Make it by deadline, or not, I’ll still keep pushing toward the goal.  But then, the new final goal on top of it, will feel (and be) further away…harder to push toward…without that buzzing high of having reached what I wanted to reach, the first time.

I tell myself, it is all for a good cause.  Health, and BMI charts, and all of  that has something to do with it, sure.  But honestly, this is mostly about my own sense of self. And an oncoming birthday.
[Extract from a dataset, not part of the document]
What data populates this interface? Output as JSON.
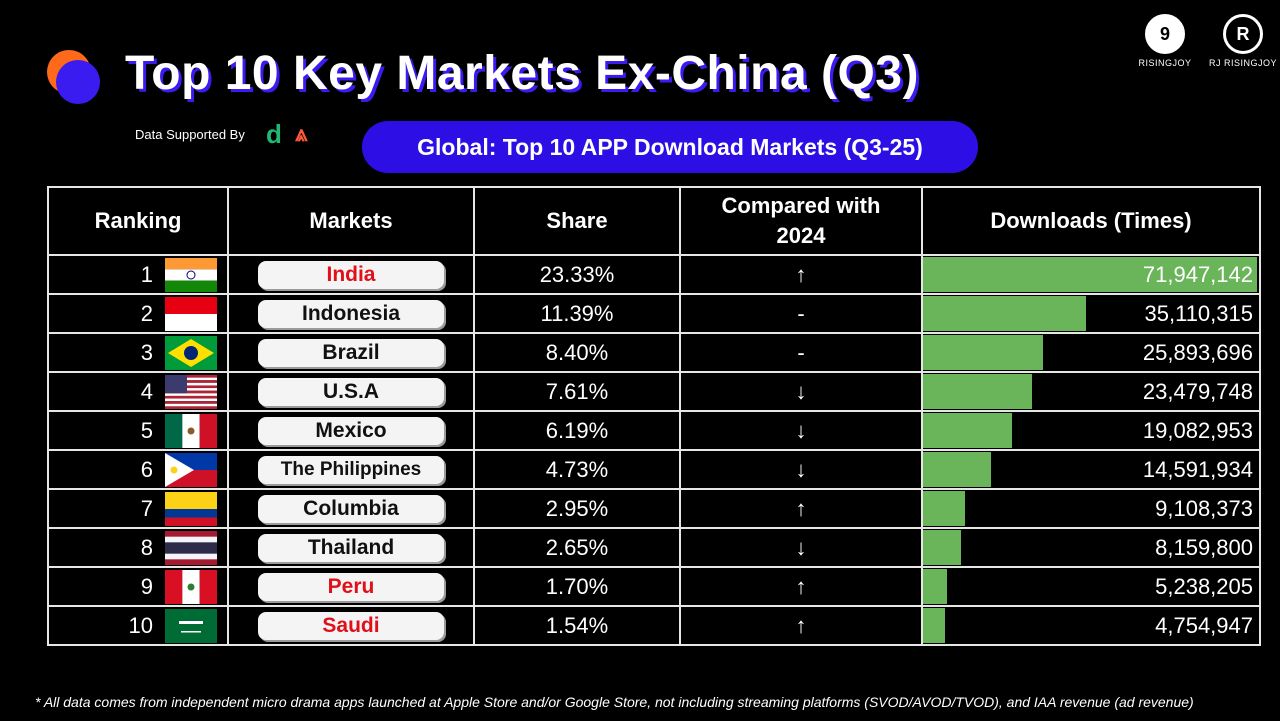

And security in my instrument to be able to tell the kind of stories I want to tell with it.

…My rules, my time.

…It’s about realizing and saying, “I don’t want this anymore, I don’t like it,” then going about changing things from that day on, at your own bidding. 

…It’s about taking control and killing the feeling of restless “stuck.”
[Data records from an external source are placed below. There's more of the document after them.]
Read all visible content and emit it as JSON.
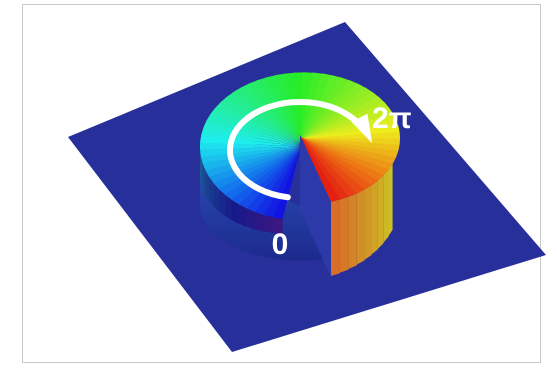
{
  "labels": {
    "start": "0",
    "end": "2π"
  }
}
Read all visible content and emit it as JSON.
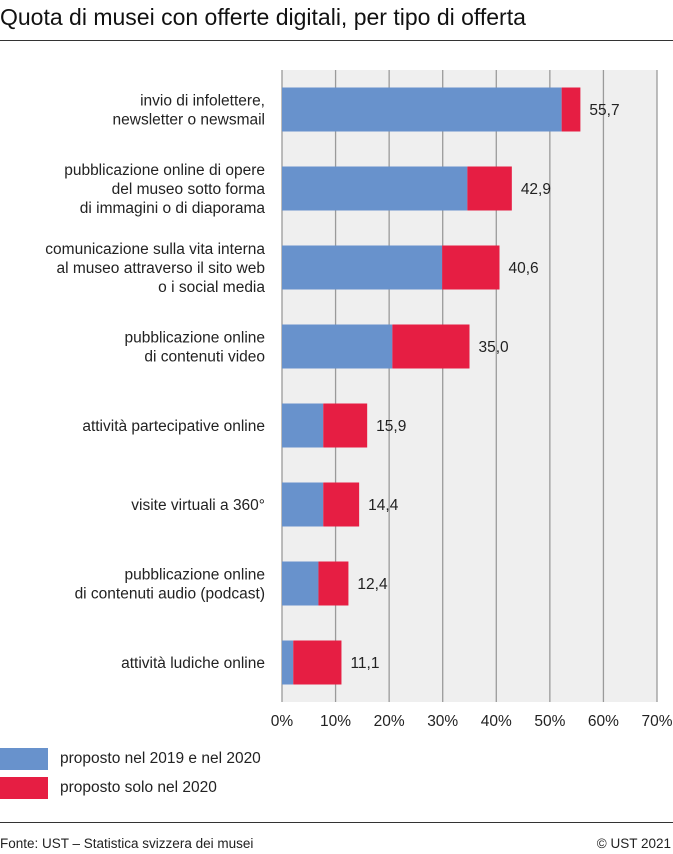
{
  "title": "Quota di musei con offerte digitali, per tipo di offerta",
  "chart_data": {
    "type": "bar",
    "orientation": "horizontal",
    "stacked": true,
    "title": "Quota di musei con offerte digitali, per tipo di offerta",
    "categories": [
      [
        "invio di infolettere,",
        "newsletter o newsmail"
      ],
      [
        "pubblicazione online di opere",
        "del museo sotto forma",
        "di immagini o di diaporama"
      ],
      [
        "comunicazione sulla vita interna",
        "al museo attraverso il sito web",
        "o i social media"
      ],
      [
        "pubblicazione online",
        "di contenuti video"
      ],
      [
        "attività partecipative online"
      ],
      [
        "visite virtuali a 360°"
      ],
      [
        "pubblicazione online",
        "di contenuti audio (podcast)"
      ],
      [
        "attività ludiche online"
      ]
    ],
    "series": [
      {
        "name": "proposto nel 2019 e nel 2020",
        "color": "#6892cc",
        "values": [
          52.2,
          34.6,
          29.9,
          20.6,
          7.7,
          7.7,
          6.8,
          2.1
        ]
      },
      {
        "name": "proposto solo nel 2020",
        "color": "#e61e43",
        "values": [
          3.5,
          8.3,
          10.7,
          14.4,
          8.2,
          6.7,
          5.6,
          9.0
        ]
      }
    ],
    "totals": [
      "55,7",
      "42,9",
      "40,6",
      "35,0",
      "15,9",
      "14,4",
      "12,4",
      "11,1"
    ],
    "totals_values": [
      55.7,
      42.9,
      40.6,
      35.0,
      15.9,
      14.4,
      12.4,
      11.1
    ],
    "xlim": [
      0,
      70
    ],
    "xticks": [
      "0%",
      "10%",
      "20%",
      "30%",
      "40%",
      "50%",
      "60%",
      "70%"
    ],
    "grid": true,
    "legend_placement": "bottom-left"
  },
  "footer": {
    "source": "Fonte: UST – Statistica svizzera dei musei",
    "copyright": "© UST 2021"
  }
}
…It’s about denying yourself the easy comforts in lieu of the well-earned ones, which somehow mean twice as much, feel more extravagant, and bring a whole new level of appreciation.

It doesn’t mean I wouldn’t readily dive into a 7-course Italian spread right now, if you offered it to me.

…It means, I simply don’t have room to wolf it all down anymore, so have to content myself with the supreme pleasure of a thousand beautiful smells, (which cost nothing), and one helping…chosen painstakingly, specific in its lust for every flavor, planned out in expectation, for a perfect…single..plate…of “omygod-yum.”

Shit.

Now I’m hungry.

Dammit.  Why do I do these things to me?